Debra J. Saunders, San Francisco Chronicle, February 8, 2011
When he was in his residency, studying psychiatry at Walter Reed Army Medical Center from 2003 to 2009, Nidal Hasan gave a lecture in which he defended Osama bin Laden, justified suicide bombers and suggested that Muslim Americans in the military–like him–could be prone to fratricidal attacks against fellow troops.
He was “a chronic poor performer,” who often failed to show up for work and was often on probation. His program director considered him “very lazy” and “a religious fanatic.”
His superiors described the first draft of a presentation needed to complete his residency as “not scientific,” “not scholarly”–but a rehash of Quoranic verses with no mention of a single medical or psychiatric term. Another presentation–in which he charged that U.S. operations abroad were part of a war against Islam–so angered his colleagues that an instructor stopped the speech. And yet the Army consistently gave Hasan positive evaluations and promoted him to major in 2009.

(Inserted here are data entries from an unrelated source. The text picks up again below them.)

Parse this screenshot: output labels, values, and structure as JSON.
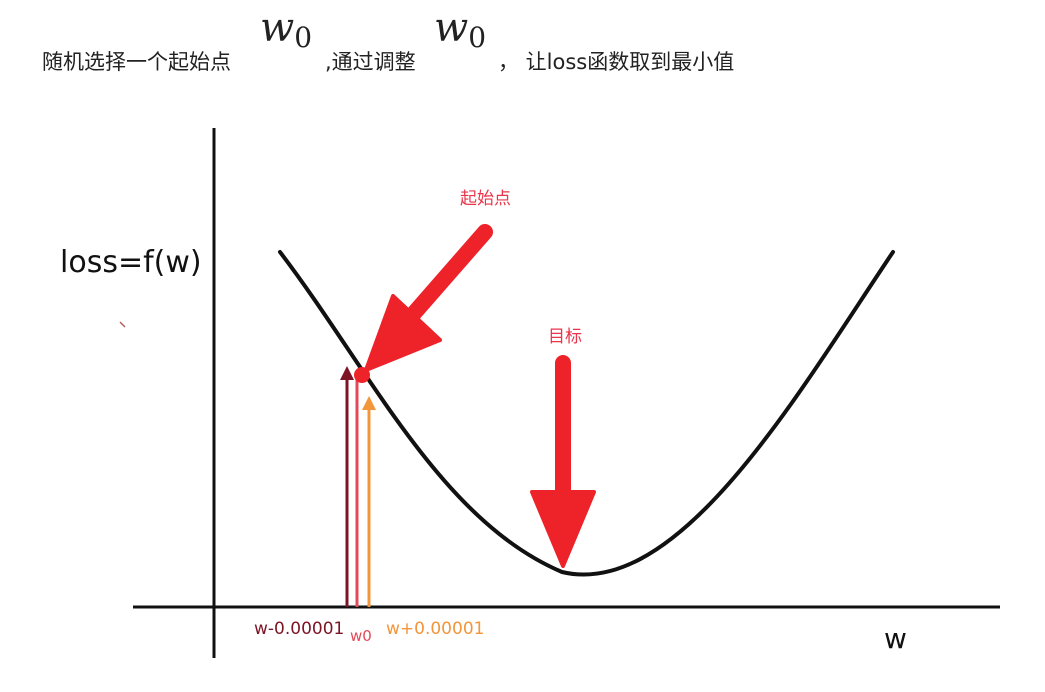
{
  "header": {
    "part1": "随机选择一个起始点",
    "w0_a_base": "w",
    "w0_a_sub": "0",
    "part2": ",通过调整",
    "w0_b_base": "w",
    "w0_b_sub": "0",
    "part3": "， 让loss函数取到最小值"
  },
  "diagram": {
    "y_axis_label": "loss=f(w)",
    "x_axis_label": "w",
    "start_point_label": "起始点",
    "target_label": "目标",
    "tick_minus": "w-0.00001",
    "tick_w0": "w0",
    "tick_plus": "w+0.00001"
  },
  "colors": {
    "arrow_red": "#ee2229",
    "label_red": "#e8354a",
    "minus_arrow": "#7d1426",
    "plus_arrow": "#f3953b",
    "w0_arrow": "#e24a57",
    "curve": "#111111"
  }
}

So says the Senate Homeland Security and Government Oversight Committee in a report released last week by Chairman Joe Lieberman and ranking Republican Sen. Susan Collins of Maine.

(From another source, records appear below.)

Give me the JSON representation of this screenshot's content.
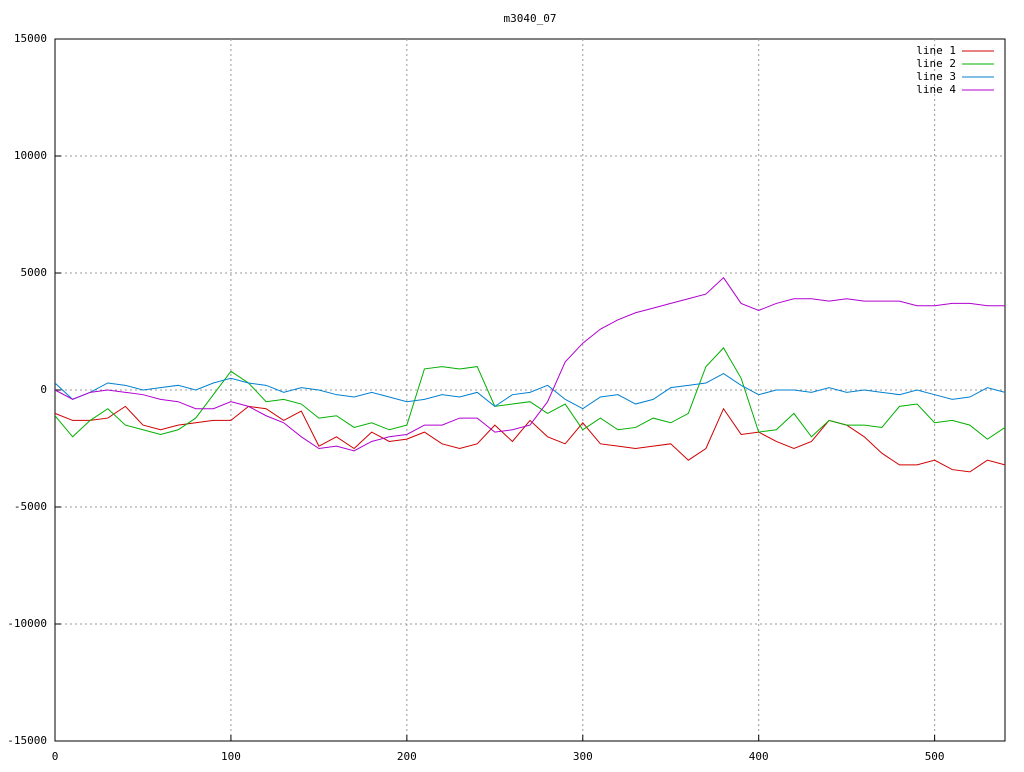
{
  "chart_data": {
    "type": "line",
    "title": "m3040_07",
    "x": [
      0,
      10,
      20,
      30,
      40,
      50,
      60,
      70,
      80,
      90,
      100,
      110,
      120,
      130,
      140,
      150,
      160,
      170,
      180,
      190,
      200,
      210,
      220,
      230,
      240,
      250,
      260,
      270,
      280,
      290,
      300,
      310,
      320,
      330,
      340,
      350,
      360,
      370,
      380,
      390,
      400,
      410,
      420,
      430,
      440,
      450,
      460,
      470,
      480,
      490,
      500,
      510,
      520,
      530,
      540
    ],
    "series": [
      {
        "name": "line 1",
        "color": "#d00000",
        "values": [
          -1000,
          -1300,
          -1300,
          -1200,
          -700,
          -1500,
          -1700,
          -1500,
          -1400,
          -1300,
          -1300,
          -700,
          -800,
          -1300,
          -900,
          -2400,
          -2000,
          -2500,
          -1800,
          -2200,
          -2100,
          -1800,
          -2300,
          -2500,
          -2300,
          -1500,
          -2200,
          -1300,
          -2000,
          -2300,
          -1400,
          -2300,
          -2400,
          -2500,
          -2400,
          -2300,
          -3000,
          -2500,
          -800,
          -1900,
          -1800,
          -2200,
          -2500,
          -2200,
          -1300,
          -1500,
          -2000,
          -2700,
          -3200,
          -3200,
          -3000,
          -3400,
          -3500,
          -3000,
          -3200
        ]
      },
      {
        "name": "line 2",
        "color": "#00b000",
        "values": [
          -1100,
          -2000,
          -1300,
          -800,
          -1500,
          -1700,
          -1900,
          -1700,
          -1200,
          -200,
          800,
          300,
          -500,
          -400,
          -600,
          -1200,
          -1100,
          -1600,
          -1400,
          -1700,
          -1500,
          900,
          1000,
          900,
          1000,
          -700,
          -600,
          -500,
          -1000,
          -600,
          -1700,
          -1200,
          -1700,
          -1600,
          -1200,
          -1400,
          -1000,
          1000,
          1800,
          500,
          -1800,
          -1700,
          -1000,
          -2000,
          -1300,
          -1500,
          -1500,
          -1600,
          -700,
          -600,
          -1400,
          -1300,
          -1500,
          -2100,
          -1600
        ]
      },
      {
        "name": "line 3",
        "color": "#0080d0",
        "values": [
          300,
          -400,
          -100,
          300,
          200,
          0,
          100,
          200,
          0,
          300,
          500,
          300,
          200,
          -100,
          100,
          0,
          -200,
          -300,
          -100,
          -300,
          -500,
          -400,
          -200,
          -300,
          -100,
          -700,
          -200,
          -100,
          200,
          -400,
          -800,
          -300,
          -200,
          -600,
          -400,
          100,
          200,
          300,
          700,
          200,
          -200,
          0,
          0,
          -100,
          100,
          -100,
          0,
          -100,
          -200,
          0,
          -200,
          -400,
          -300,
          100,
          -100
        ]
      },
      {
        "name": "line 4",
        "color": "#b000d0",
        "values": [
          0,
          -400,
          -100,
          0,
          -100,
          -200,
          -400,
          -500,
          -800,
          -800,
          -500,
          -700,
          -1100,
          -1400,
          -2000,
          -2500,
          -2400,
          -2600,
          -2200,
          -2000,
          -1900,
          -1500,
          -1500,
          -1200,
          -1200,
          -1800,
          -1700,
          -1500,
          -500,
          1200,
          2000,
          2600,
          3000,
          3300,
          3500,
          3700,
          3900,
          4100,
          4800,
          3700,
          3400,
          3700,
          3900,
          3900,
          3800,
          3900,
          3800,
          3800,
          3800,
          3600,
          3600,
          3700,
          3700,
          3600,
          3600
        ]
      }
    ],
    "xlim": [
      0,
      540
    ],
    "xticks": [
      0,
      100,
      200,
      300,
      400,
      500
    ],
    "ylim": [
      -15000,
      15000
    ],
    "yticks": [
      -15000,
      -10000,
      -5000,
      0,
      5000,
      10000,
      15000
    ],
    "grid": true,
    "legend": "top-right"
  }
}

Unfortunately, the report found that military culture was–and I would add, is–unprepared to take on the challenge. The fear of being accused of anti-Muslim discrimination, bureaucratic lethargy and even the Army’s insistence on keeping a poor candidate in a fellowship program rather than lose the slot, all worked to shield an officer whom an instructor and colleague branded a “ticking time bomb.”
Political correctness clearly reigns in the military after this bloody lesson. Last year, the Pentagon released a report, “Protecting the Force: Lessons from Fort Hood,” which never once referred to Islamist extremism. The report instead concentrated on workplace violence, even touting the U.S. Postal Service’s program to end workplace violence as the sort of program that could prevent another attack.
Army Secretary Togo West explained, “Our concern is with actions and effects, not necessarily with motivations.”